Percepito dal basso, quello era un inno alla gioia, soprattutto quella di vivere. E poi, okay, faceva ridere, ma le nostre risate erano, lo giuro, benigne e solidali. Insomma, mentre noi ci gustavamo con autentica goduria l’esaltante invasione sonora, con Teresio che uscito dal bar, guardava arcigno verso l’alto, si giunse al punto clou della canzone.
Il coro con urlo. E ovviamente il contrappunto di Lorenzo.
Bene, sul grido graffiante di John – che, sappiatelo, restò afono per giorni dopo avere inciso Twist and Shout – Lorenzo sbraitò ancora più forte, almeno per quel che si percepiva dal basso. L’ululato di un coyote, a cui stanno staccando la coda con un machete, non rende l’idea da neppure lontano.
Quel che accadde dopo lassù è riferibile solo per interpretazione di una colonna sonora che tento di riportare in modo fedele. Dapprima l’orrido rumore di una puntina trascinata sul vinile che stava letteralmente scalpellando il solco. Quindi un brevissimo silenzio rotto dalla voce adirata di una signora, penso la madre di Lorenzo, che non gradiva per niente le propensioni musicali del figlio. Non mi ricordo affatto le parole, ma il succo era: con i Beatles e il rock’n’roll hai chiuso! Infine, la stupefacente conclusione: dal secondo piano ci piovvero sulle teste pezzi, anche minuti, del disco in questione (che, se non sbaglio, era il 45 giri Misery con facciata B Twist and Shout), ovvero la signora, a quanto pareva furiosa, aveva distrutto il vinile, non senza farcelo recapitare dall’alto in quanto forse ci considerava responsabili delle presunte devianze di Lorenzo. Ah, il tutto tra gli applausi solitari di Teresio che commentava con gioia: Sciapuma ´sa ghineira, ados!

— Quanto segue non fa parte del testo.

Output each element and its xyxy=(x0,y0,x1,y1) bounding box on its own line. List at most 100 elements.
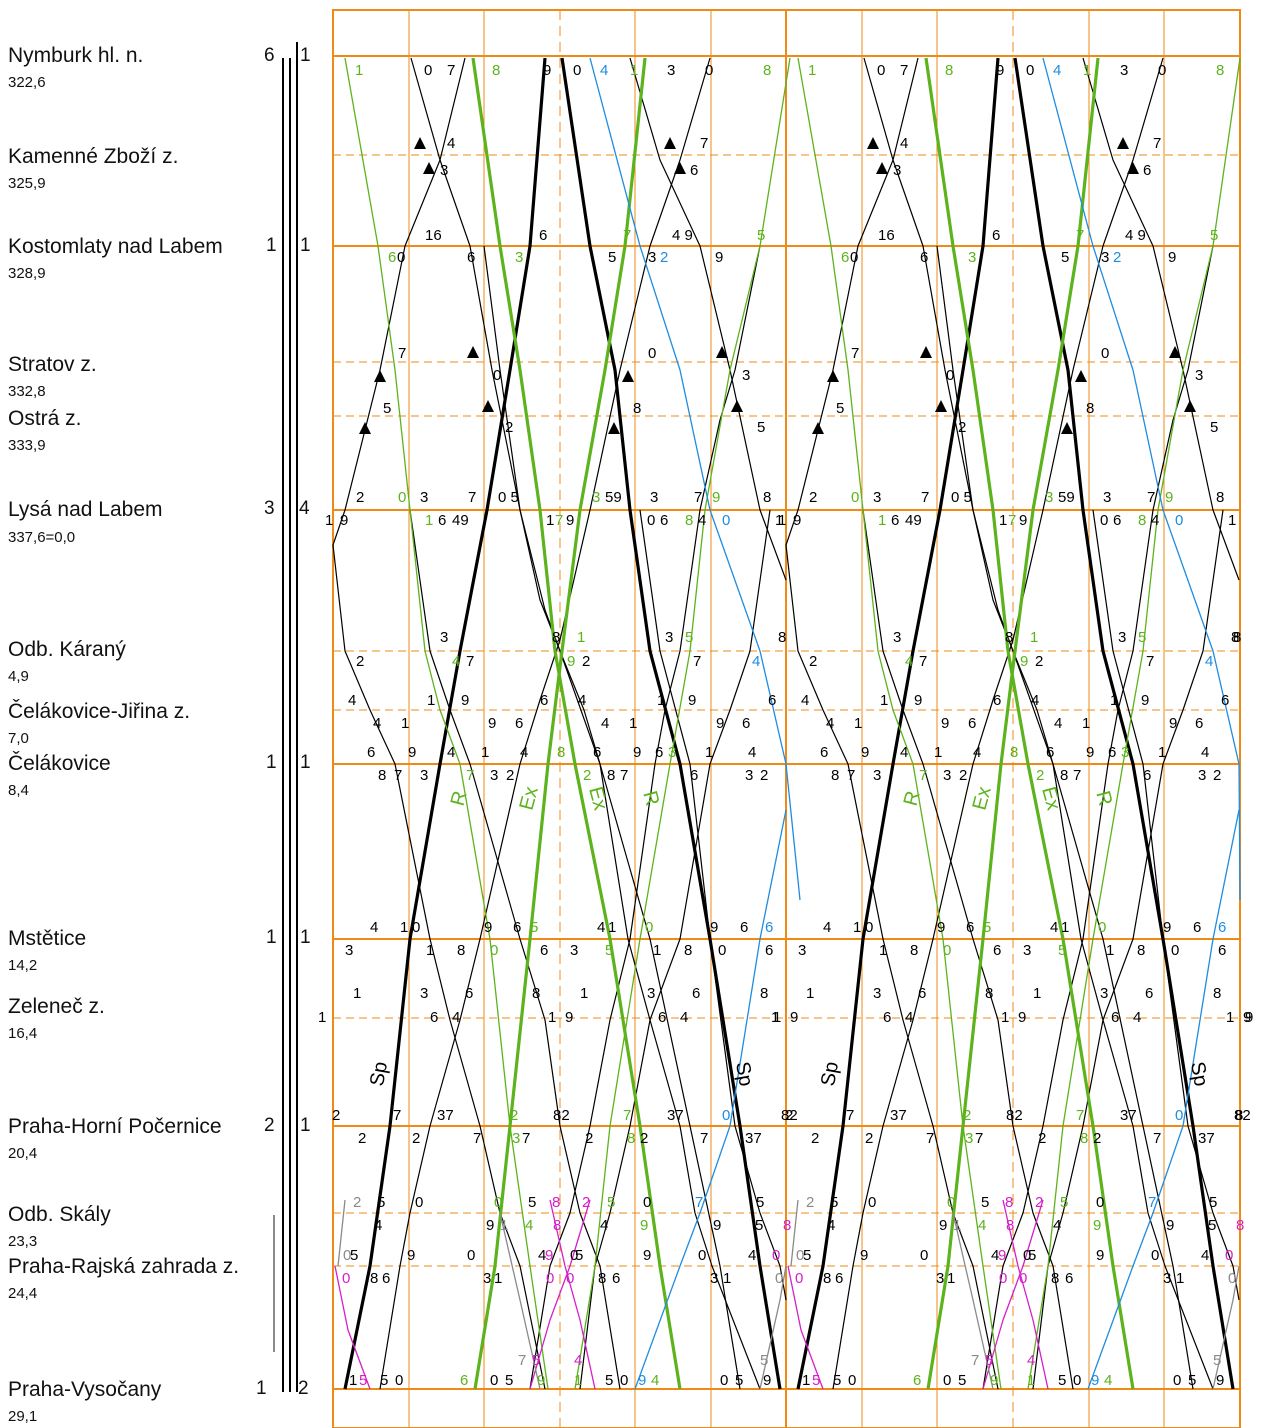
train-number: 6 xyxy=(692,985,700,1002)
stop-marker xyxy=(920,346,932,358)
train-type-label: Ex xyxy=(516,784,543,812)
train-path xyxy=(1082,57,1240,581)
train-number: 0 xyxy=(573,62,581,79)
train-number: 0 xyxy=(1019,1270,1027,1287)
station-name: Stratov z. xyxy=(8,353,97,376)
train-number: 0 xyxy=(490,942,498,959)
train-number: 6 xyxy=(612,1270,620,1287)
train-number: 9 xyxy=(566,512,574,529)
track-count-right: 1 xyxy=(300,927,311,948)
train-number: 16 xyxy=(878,227,895,244)
train-number: 5 xyxy=(836,400,844,417)
train-number: 6 xyxy=(993,692,1001,709)
train-number: 1 xyxy=(608,919,616,936)
train-number: 8 xyxy=(778,629,786,646)
train-number: 0 xyxy=(775,1270,783,1287)
train-path xyxy=(634,809,787,1390)
train-number: 9 xyxy=(996,62,1004,79)
train-number: 5 xyxy=(530,919,538,936)
train-number: 0 xyxy=(343,1247,351,1264)
train-number: 8 xyxy=(1060,767,1068,784)
train-number: 3 xyxy=(1198,767,1206,784)
train-number: 59 xyxy=(1058,489,1075,506)
train-number: 4 xyxy=(348,692,356,709)
train-number: 1 xyxy=(325,512,333,529)
train-number: 1 xyxy=(853,919,861,936)
train-number: 2 xyxy=(1113,249,1121,266)
train-number: 7 xyxy=(1148,1194,1156,1211)
train-number: 7 xyxy=(846,1107,854,1124)
train-number: 8 xyxy=(1233,629,1241,646)
train-number: 0 xyxy=(490,1372,498,1389)
train-number: 4 xyxy=(538,1247,546,1264)
train-number: 6 xyxy=(438,512,446,529)
train-number: 3 xyxy=(873,489,881,506)
train-number: 3 xyxy=(420,985,428,1002)
train-number: 6 xyxy=(655,744,663,761)
train-number: 3 xyxy=(1163,1270,1171,1287)
train-number: 6 xyxy=(367,744,375,761)
train-number: 2 xyxy=(760,767,768,784)
stop-marker xyxy=(467,346,479,358)
train-number: 4 xyxy=(748,744,756,761)
train-number: 6 xyxy=(658,1009,666,1026)
train-number: 8 xyxy=(1010,744,1018,761)
time-grid xyxy=(332,9,1241,1428)
train-number: 4 xyxy=(601,715,609,732)
stop-marker xyxy=(1075,370,1087,382)
train-number: 5 xyxy=(605,942,613,959)
train-path xyxy=(471,57,682,1390)
train-number: 0 xyxy=(1026,62,1034,79)
train-number: 3 xyxy=(515,249,523,266)
train-path xyxy=(629,57,787,581)
train-number: 9 xyxy=(1168,249,1176,266)
train-type-label: Ex xyxy=(969,784,996,812)
train-number: 5 xyxy=(757,419,765,436)
train-number: 1 xyxy=(999,512,1007,529)
train-number: 3 xyxy=(512,1130,520,1147)
train-number: 9 xyxy=(643,1247,651,1264)
station-name: Praha-Vysočany xyxy=(8,1378,162,1401)
train-number: 9 xyxy=(790,1009,798,1026)
train-number: 0 xyxy=(1225,1247,1233,1264)
train-path xyxy=(1042,57,1241,901)
stop-marker xyxy=(1169,346,1181,358)
train-number: 1 xyxy=(349,1372,357,1389)
train-number: 2 xyxy=(1035,653,1043,670)
train-number: 8 xyxy=(1235,1107,1243,1124)
track-count-left: 1 xyxy=(256,1378,267,1399)
train-number: 5 xyxy=(1208,1217,1216,1234)
train-number: 8 xyxy=(1231,629,1239,646)
train-number: 5 xyxy=(532,1352,540,1369)
train-number: 8 xyxy=(1051,1270,1059,1287)
train-number: 0 xyxy=(698,1247,706,1264)
train-path xyxy=(337,1199,346,1267)
train-number: 7 xyxy=(1076,1107,1084,1124)
train-type-label: R xyxy=(447,789,472,809)
train-number: 6 xyxy=(1113,512,1121,529)
train-number: 5 xyxy=(812,1372,820,1389)
train-number: 1 xyxy=(1226,1009,1234,1026)
train-number: 3 xyxy=(420,489,428,506)
train-number: 37 xyxy=(1120,1107,1137,1124)
train-path xyxy=(832,57,1164,1390)
station-name: Ostrá z. xyxy=(8,407,82,430)
train-number: 7 xyxy=(1147,489,1155,506)
train-number: 3 xyxy=(440,629,448,646)
train-number: 8 xyxy=(1086,400,1094,417)
train-number: 8 xyxy=(910,942,918,959)
train-number: 9 xyxy=(998,1247,1006,1264)
station-name: Nymburk hl. n. xyxy=(8,44,144,67)
train-number: 1 xyxy=(653,942,661,959)
train-number: 6 xyxy=(540,942,548,959)
train-number: 3 xyxy=(483,1270,491,1287)
train-number: 6 xyxy=(992,227,1000,244)
train-number: 0 xyxy=(722,512,730,529)
train-number: 7 xyxy=(398,345,406,362)
train-number: 82 xyxy=(1006,1107,1023,1124)
train-number: 0 xyxy=(467,1247,475,1264)
train-number: 6 xyxy=(740,919,748,936)
train-number: 5 xyxy=(757,227,765,244)
train-number: 4 xyxy=(900,744,908,761)
train-number: 1 xyxy=(1033,985,1041,1002)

Bisognerebbe aggiungere che in quel condominio, tuttora esistente, non abitavano soltanto Lorenzo e Don Miko, ma pure la Betty. La Betty che allora, senza tema di smentite, era la più bella ragazza di Alessandria. E che, quando usciva, transitando di fianco ai tavolini attorno ai quali ammazzavamo il tempo, esibiva una microgonna ascellare figlia della sua epoca che lasciava alla nostra vista famelica gambe perfette e lunghissime. E tutto quel che s’innalzava oltre quelle gambe rasentava la perfezione pura. Quando la Betty passava davanti al Perù, imponeva un silenzio così tombale che le mosche si suicidavano per non disturbare.
E qui voglio – vorrei – finirla con il Perù. A meno che, di nuovo, qualcuno di voi non mi aiuti a ricordare. Non sarebbe male, perché, se si va avanti, va a finire che ci scappa un libro. Uno di quelli dove un po’ si ride un po’ si piange per la nostalgia. E un po’ ci s’interroga sulle sliding doors. Sapete cosa sono, vero? Ne riparliamo.